A exposição Proyecto U-Boot surgiu em 2010, inspirada por outra notícia em jornais, falando dessa história dos submarinos repletos de ouro nazista. Não é a primeira vez que o projeto vem ao Brasil. “Trouxe esse trabalho em 2011, na Bienal de Curitiba, que acontece no Museu Niemeyer, mas esta é a primeira vez que essas duas exposições são exibidas juntas.” Entre as obras está uma réplica em tamanho pequeno de um submarino banhada a ouro e um vídeo que mostra um deles emergindo e submergindo.

Hamilton define a exposição como uma tentativa de tradução dessas lendas por intermédio de desenhos, fotografias e objetos. “Eles se transformam em uma releitura da mitologia, dentro de um contexto que remete à Segunda Guerra e ao nazismo. É uma história universal que se mescla com micro-histórias locais de camponeses e seu contato com a migração alemã, muito forte no Chile.” Dessa forma, ele pretende retratar também a relação entre lenda e realidade, com os caçadores de tesouro que procuram submarinos e tratores alemães. “A presença do ouro como significante de desejo e riqueza também relaciona-se com a antiga lenda do El Dorado que motivou tantos europeus a buscarem a América Latina no passado.”

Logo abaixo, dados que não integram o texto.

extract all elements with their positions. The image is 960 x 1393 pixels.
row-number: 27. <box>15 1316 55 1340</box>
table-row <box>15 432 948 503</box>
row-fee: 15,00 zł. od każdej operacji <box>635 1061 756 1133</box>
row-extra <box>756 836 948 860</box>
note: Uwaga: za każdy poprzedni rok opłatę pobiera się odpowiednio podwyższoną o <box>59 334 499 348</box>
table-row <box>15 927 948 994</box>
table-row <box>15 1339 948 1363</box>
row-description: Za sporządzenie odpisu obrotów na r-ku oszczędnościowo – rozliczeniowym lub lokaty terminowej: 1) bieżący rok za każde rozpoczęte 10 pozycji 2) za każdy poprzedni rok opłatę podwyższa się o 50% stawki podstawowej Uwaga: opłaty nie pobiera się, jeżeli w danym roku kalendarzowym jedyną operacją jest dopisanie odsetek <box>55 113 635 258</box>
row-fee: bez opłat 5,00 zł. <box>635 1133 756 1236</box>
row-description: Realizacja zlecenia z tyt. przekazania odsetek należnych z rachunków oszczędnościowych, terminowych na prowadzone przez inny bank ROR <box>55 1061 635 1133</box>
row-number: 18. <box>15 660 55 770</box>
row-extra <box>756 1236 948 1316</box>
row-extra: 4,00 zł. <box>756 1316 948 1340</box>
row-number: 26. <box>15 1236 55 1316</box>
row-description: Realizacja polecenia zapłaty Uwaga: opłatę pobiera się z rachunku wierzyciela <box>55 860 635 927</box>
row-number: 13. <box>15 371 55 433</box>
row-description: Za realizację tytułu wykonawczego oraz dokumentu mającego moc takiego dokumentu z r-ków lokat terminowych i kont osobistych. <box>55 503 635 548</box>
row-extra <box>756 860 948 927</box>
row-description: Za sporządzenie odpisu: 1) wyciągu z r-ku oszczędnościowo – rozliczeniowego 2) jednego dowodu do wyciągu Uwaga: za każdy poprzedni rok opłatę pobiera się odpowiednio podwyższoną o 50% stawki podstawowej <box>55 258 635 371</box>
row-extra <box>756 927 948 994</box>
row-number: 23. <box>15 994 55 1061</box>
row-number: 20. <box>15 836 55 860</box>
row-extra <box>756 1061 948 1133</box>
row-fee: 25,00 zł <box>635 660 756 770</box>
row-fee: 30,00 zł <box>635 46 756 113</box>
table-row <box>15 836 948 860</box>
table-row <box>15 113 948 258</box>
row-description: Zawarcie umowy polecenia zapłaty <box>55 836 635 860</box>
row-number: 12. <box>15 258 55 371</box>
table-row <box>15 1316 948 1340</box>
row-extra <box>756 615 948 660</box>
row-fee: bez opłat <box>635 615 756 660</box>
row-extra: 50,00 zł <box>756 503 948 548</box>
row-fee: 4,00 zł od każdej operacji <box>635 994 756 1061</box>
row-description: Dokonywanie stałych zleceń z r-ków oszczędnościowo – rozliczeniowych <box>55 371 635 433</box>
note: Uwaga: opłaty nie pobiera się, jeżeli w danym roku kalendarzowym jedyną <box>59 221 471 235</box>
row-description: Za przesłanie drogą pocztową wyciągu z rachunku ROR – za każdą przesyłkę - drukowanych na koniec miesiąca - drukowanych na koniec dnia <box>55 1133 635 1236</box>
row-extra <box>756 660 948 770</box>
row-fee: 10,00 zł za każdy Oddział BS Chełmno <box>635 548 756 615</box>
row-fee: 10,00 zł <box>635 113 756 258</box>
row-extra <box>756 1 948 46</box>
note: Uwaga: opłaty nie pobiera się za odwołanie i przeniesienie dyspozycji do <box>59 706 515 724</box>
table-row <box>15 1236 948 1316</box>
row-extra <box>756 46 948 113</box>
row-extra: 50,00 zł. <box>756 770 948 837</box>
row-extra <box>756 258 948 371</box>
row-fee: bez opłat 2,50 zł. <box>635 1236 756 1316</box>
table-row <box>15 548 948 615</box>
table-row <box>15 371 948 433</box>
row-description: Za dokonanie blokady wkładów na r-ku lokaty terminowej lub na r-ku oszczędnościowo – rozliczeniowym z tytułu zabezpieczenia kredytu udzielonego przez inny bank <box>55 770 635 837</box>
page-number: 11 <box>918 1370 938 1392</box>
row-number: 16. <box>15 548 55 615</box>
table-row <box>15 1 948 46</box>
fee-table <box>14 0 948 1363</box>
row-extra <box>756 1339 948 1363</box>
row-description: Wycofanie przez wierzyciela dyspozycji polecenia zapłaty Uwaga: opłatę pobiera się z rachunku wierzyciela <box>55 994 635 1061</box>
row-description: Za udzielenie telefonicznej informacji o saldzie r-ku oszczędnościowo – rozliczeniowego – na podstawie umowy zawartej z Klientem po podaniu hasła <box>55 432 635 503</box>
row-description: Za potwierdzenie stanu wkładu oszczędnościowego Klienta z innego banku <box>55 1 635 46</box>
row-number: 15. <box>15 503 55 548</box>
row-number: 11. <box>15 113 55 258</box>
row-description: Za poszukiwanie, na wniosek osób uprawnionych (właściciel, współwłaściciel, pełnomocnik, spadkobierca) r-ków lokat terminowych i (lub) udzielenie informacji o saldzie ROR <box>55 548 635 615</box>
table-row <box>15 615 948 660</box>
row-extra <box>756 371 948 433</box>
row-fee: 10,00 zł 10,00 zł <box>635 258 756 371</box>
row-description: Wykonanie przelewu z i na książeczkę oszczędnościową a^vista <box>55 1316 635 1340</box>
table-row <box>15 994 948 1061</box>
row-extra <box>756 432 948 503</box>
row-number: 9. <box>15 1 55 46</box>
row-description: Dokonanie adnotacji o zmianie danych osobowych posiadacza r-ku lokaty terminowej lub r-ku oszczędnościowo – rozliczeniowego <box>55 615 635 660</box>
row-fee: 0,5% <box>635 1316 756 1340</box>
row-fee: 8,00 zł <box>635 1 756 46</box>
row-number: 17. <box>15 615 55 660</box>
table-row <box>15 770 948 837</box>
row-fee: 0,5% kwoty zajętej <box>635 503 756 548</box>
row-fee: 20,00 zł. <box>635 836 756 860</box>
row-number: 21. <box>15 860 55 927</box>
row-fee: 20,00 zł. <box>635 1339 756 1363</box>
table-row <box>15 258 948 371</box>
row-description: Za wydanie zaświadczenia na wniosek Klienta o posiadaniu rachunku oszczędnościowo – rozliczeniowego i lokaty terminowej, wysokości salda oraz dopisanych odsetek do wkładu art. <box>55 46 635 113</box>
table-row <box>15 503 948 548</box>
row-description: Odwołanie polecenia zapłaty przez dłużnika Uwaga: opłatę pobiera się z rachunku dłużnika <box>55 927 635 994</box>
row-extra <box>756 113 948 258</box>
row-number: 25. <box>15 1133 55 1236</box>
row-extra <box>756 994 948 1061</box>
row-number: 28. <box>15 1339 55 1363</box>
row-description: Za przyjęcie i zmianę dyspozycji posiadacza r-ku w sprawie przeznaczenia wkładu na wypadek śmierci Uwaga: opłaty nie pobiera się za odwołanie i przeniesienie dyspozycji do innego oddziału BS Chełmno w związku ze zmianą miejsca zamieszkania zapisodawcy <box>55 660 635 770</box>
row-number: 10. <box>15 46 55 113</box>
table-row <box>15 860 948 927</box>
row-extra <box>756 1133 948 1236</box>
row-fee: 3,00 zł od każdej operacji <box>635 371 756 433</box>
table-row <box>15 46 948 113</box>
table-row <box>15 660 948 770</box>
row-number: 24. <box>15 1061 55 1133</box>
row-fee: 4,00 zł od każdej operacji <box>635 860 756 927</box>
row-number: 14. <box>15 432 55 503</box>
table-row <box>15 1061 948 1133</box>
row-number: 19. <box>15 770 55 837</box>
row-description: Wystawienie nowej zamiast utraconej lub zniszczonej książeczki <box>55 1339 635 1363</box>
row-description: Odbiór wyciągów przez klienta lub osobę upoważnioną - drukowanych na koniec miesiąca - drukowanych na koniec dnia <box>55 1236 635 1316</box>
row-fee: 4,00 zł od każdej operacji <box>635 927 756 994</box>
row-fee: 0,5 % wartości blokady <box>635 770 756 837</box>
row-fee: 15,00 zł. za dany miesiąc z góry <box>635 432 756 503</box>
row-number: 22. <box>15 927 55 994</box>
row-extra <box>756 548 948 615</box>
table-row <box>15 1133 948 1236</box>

Apesar de contrapor lenda e realidade, a obra de Hamilton não busca a verdade absoluta. “Meu trabalho tem forte influência da literatura, em particular História Universal da Infâmia, de Jorge Luis Borges, e Literatura Nazista na América, de Roberto Bolaño, pela facilidade com que ambos mesclam realidade e ficção, manipulando-as para criar suas histórias”, comenta. Realidade ou ficção, com seu trabalho Hamilton lança um olhar original sobre uma história que permaneceu oculta por muito tempo.